Voters stand in line for early voting at the Northeast Regional Library in Wilmington, N.C., on Oct. 26, 2024. Republicans have been quick to temper Democratic optimism in a state where rural areas, and maybe just enough suburbs and exurbs, remain reliably red.
Early voting in North Carolina would be drastically slashed if state lawmakers approve a new bill filed Wednesday by state Rep. Wyatt Gable.
Early voting is by far the most popular form of voting in North Carolina. More than 5.7 million people voted in the state's 2024 general elections, including more than 4.1 million who cast their ballots during early voting.
Data from recent elections shows the people who vote during early voting tend to lean slightly to the left of the state as a whole, while Election Day voters lean more heavily to the right.
Republicans have long sought to limit early voting options -- including on Sundays, when many historically Black churches host "souls to the polls" events that encourage voting after church. Polling shows Black voters drifted slightly toward the GOP in the 2024 elections but still overwhelmingly support Democrats, in North Carolina and nationwide.
Gable's bill would ban all Sunday early voting in North Carolina by reducing the early voting period from three weeks to six days, ending on the Saturday before the election.
A similar proposal eliminating Sunday voting was part of a wide-ranging elections law Republicans passed in 2013 shortly after taking over control of state government. It was later ruled unconstitutional due to racial discrimination, after evidence emerged in court that lawmakers obtained racial data they then used to write the law that touched on early voting, voter ID and more.
The U.S. Court of Appeals for the Fourth Circuit later ruled that Republican legislators used that data to target Black voters "with almost surgical precision."
Gable, an Onslow County Republican who won election to his first term in November as a 22-year-old East Carolina University student, didn't immediately respond to a request for comment Wednesday evening.
Republican officials have undertaken a number of recent efforts to crack down on early and mail-in voting options in the state -- including by making it harder to vote by mail and, in some counties, opposing early voting plans that they see as providing too many options.
The only recent exception has been the aftermath of Hurricane Helene, when Republican lawmakers rushed to lift rules for voting, including by mail, in western North Carolina. The region hit by the storm is the most heavily conservative part of the state. All but two counties in western North Carolina supported Republican President Donald Trump in 2024.

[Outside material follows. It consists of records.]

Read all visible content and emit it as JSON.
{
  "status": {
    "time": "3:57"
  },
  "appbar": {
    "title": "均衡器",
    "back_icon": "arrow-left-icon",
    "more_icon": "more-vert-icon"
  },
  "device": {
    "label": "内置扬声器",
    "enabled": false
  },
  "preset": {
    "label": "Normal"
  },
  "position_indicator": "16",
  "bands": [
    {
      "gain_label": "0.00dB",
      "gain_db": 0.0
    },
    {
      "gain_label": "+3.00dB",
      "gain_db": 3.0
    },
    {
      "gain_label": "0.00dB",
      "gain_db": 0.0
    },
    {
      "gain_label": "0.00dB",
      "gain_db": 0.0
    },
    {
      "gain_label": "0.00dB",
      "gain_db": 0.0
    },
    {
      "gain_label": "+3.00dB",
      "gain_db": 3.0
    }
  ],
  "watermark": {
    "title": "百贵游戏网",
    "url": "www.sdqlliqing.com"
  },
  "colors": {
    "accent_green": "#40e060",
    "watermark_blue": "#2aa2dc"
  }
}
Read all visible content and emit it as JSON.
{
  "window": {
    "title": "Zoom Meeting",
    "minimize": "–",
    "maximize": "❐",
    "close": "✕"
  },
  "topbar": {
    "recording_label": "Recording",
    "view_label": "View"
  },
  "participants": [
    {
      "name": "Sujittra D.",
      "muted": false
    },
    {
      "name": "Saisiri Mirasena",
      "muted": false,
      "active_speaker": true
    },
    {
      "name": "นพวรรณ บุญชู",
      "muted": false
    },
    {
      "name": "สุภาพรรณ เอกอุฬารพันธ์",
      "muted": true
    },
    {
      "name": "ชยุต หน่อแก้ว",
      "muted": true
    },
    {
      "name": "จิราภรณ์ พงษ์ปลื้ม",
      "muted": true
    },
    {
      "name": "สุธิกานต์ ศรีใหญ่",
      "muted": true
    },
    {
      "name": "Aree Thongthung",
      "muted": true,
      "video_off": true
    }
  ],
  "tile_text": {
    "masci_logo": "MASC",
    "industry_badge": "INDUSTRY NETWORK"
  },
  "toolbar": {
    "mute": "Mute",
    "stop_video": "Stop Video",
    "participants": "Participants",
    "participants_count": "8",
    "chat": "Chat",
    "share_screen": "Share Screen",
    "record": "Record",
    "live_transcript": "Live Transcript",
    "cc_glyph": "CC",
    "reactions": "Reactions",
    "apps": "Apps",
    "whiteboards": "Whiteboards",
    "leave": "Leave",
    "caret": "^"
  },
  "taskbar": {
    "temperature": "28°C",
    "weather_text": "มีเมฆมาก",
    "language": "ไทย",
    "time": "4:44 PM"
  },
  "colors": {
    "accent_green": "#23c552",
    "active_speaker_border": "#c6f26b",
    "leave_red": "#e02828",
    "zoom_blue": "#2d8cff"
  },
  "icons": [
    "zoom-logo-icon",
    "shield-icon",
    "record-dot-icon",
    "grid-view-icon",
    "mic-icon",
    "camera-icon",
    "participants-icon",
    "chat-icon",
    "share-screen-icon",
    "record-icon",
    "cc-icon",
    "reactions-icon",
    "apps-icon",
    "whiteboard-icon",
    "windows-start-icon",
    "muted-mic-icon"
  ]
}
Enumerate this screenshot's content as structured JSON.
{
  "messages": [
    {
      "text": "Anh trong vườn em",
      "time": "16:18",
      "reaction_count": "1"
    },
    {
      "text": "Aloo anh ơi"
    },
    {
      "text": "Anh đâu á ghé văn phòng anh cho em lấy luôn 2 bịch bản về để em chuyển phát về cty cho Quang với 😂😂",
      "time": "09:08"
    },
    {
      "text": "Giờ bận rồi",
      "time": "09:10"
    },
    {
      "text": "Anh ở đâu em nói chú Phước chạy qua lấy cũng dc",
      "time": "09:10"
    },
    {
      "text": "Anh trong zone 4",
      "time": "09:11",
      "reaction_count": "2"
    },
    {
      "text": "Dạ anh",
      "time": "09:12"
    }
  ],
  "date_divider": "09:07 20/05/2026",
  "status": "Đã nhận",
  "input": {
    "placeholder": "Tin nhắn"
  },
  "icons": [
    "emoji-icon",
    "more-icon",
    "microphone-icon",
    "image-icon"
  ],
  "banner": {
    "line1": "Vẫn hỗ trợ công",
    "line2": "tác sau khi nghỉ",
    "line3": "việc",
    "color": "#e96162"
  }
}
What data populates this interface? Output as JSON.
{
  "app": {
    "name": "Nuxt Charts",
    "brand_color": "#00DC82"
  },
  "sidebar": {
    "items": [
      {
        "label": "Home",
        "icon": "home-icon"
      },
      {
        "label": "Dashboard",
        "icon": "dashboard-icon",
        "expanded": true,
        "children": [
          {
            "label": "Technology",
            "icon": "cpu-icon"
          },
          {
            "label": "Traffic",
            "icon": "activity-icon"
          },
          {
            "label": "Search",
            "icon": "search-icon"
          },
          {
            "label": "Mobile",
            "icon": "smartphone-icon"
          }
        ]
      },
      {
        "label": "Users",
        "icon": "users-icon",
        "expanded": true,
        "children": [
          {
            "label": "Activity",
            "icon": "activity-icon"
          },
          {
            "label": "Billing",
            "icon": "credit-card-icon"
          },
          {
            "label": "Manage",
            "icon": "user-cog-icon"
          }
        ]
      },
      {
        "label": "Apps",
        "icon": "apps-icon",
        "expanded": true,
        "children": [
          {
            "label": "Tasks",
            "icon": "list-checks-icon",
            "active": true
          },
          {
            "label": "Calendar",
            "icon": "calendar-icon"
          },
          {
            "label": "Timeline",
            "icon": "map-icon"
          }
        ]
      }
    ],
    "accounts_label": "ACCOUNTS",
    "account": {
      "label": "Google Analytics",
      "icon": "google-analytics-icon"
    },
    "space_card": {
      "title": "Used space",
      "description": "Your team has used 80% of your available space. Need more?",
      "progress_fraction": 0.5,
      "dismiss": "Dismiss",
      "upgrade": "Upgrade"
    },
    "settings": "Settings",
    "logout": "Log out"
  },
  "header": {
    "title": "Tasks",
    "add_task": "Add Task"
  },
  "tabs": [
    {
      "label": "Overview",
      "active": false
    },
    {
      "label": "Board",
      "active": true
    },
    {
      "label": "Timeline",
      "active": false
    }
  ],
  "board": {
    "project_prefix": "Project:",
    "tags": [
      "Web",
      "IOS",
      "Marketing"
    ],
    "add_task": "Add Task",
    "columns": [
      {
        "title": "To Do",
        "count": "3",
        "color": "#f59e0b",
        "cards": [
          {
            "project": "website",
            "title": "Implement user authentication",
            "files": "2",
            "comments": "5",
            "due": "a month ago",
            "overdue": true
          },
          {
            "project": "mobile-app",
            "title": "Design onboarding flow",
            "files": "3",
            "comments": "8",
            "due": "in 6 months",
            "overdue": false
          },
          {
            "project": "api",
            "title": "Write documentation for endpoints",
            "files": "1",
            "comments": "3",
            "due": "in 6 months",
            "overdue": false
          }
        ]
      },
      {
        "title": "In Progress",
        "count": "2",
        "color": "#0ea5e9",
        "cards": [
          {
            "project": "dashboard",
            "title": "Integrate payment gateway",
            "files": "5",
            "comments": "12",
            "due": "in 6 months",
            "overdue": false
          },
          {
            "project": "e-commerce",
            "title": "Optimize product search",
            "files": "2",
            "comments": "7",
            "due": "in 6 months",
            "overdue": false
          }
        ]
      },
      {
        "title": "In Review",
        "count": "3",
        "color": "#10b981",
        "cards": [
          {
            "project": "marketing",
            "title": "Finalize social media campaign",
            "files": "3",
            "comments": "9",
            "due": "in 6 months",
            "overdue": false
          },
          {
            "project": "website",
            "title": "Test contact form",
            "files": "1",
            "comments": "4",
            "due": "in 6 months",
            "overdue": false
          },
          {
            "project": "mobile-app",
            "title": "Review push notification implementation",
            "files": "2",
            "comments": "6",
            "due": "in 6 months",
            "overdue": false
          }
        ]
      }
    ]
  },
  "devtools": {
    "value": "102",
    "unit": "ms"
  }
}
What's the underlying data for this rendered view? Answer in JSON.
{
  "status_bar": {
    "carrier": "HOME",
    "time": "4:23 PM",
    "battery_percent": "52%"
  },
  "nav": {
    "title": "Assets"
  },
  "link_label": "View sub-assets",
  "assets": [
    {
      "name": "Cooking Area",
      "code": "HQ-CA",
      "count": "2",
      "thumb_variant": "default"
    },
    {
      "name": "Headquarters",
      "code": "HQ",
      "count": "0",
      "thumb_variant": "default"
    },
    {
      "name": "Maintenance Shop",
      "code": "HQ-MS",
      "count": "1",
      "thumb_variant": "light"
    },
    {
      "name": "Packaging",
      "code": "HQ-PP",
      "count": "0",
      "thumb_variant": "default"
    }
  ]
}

Currently, Democrats control the elections board for the state and all 100 individual counties, due to a state law giving the governor's political party that power. Those boards are in charge of setting early voting locations and hours, plus other decisions such as whether to certify contested election results.
Republican state lawmakers have been trying since 2016 -- when Democrat Roy Cooper defeated Republican Gov. Pat McCrory -- to change that law. Numerous attempts since then have been ruled unconstitutional in court or rejected by voters at the ballot box.
The legislature's latest attempt to give Republicans power over elections administration passed in a lame-duck session in December, after Democratic Gov. Josh Stein won the 2024 election to replace Cooper. That law has since been temporarily blocked in court, but litigation is ongoing.
McCrory himself crossed party lines after that new law passed, joining Cooper and Stein in criticizing the attempted election board maneuvering as unconstitutional.